BU kuşağın üyeleri işlerini kısa sürece ve titizlikle yerine getirip, bilgiye kolayca ulaşmaya ve dünya üzerinde olup biteni izlemeye alışıktır. Yaratıcılık ve tasarım konusuna da önem veren, tarihin en çok eğitim almış ve dünyanın tüm bilgisine anında ulaşabilen bu kuşağın üyeleri söz konusu gerçek hayat olunca duraksarlar. Bir çiçeği sulamak ve hayatta kalmasını sağlamak, omlet yapmak, anneanne ya da dedesiyle 5 dakikadan uzun bir sohbeti sürdürmek gibi gerçek hayat becerileri Z kuşağı için yapılması en zor işlerdendir.

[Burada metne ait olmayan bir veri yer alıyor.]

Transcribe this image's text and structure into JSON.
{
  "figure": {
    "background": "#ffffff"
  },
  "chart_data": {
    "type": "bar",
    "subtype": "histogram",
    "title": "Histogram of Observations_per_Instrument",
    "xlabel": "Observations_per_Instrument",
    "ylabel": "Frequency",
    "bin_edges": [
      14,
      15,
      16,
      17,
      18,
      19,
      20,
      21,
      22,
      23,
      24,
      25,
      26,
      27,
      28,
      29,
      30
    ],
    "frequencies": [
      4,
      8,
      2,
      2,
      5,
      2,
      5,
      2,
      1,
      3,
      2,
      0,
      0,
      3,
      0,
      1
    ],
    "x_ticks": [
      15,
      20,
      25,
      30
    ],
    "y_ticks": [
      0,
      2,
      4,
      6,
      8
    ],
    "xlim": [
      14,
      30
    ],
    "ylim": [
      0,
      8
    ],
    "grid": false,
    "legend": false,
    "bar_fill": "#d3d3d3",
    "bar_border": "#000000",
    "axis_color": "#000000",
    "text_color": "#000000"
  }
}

Z kuşağı üyeleri dışarıya göstermese de içten içe kendinden çok emindir. Bu kuşak çocuklarının büyük bölümünün tek çocuk olmaları ve ailelerinin göz bebeği olarak büyütülmeleri onların sınıfta, arkadaşlarının arasında ya da bir ekip çalışmasında hep en iyi pozisyon için rekabet etmelerine neden olur. Bununla birlikte çok azimli olduklarını söyleyemeyiz. Zaman ve emek gerektiren işler, aylar boyunca sabır göstererek sonuca ulaşmak onların tercihi değildir.
Bu yüzden örneğin kitap kurdu olamazlar. Çocukluklarının teknolojik aletlerle iç içe geçmiş olması dikkat eksikliği bozukluğu tanısı almalarını kolaylaştırırken, dikkat ve konsantrasyon süreleri (%52 ve 7 dakikayla) en düşük kuşaklardan biri haline gelmişlerdir. Öte yandan bu bilgisayar kuşağı insanlık tarihinin el, göz, kulak ve motor becerilerin koordinasyonu açısından insanlık tarihinin en başarılı nesli olduğunun altını çizmeliyiz.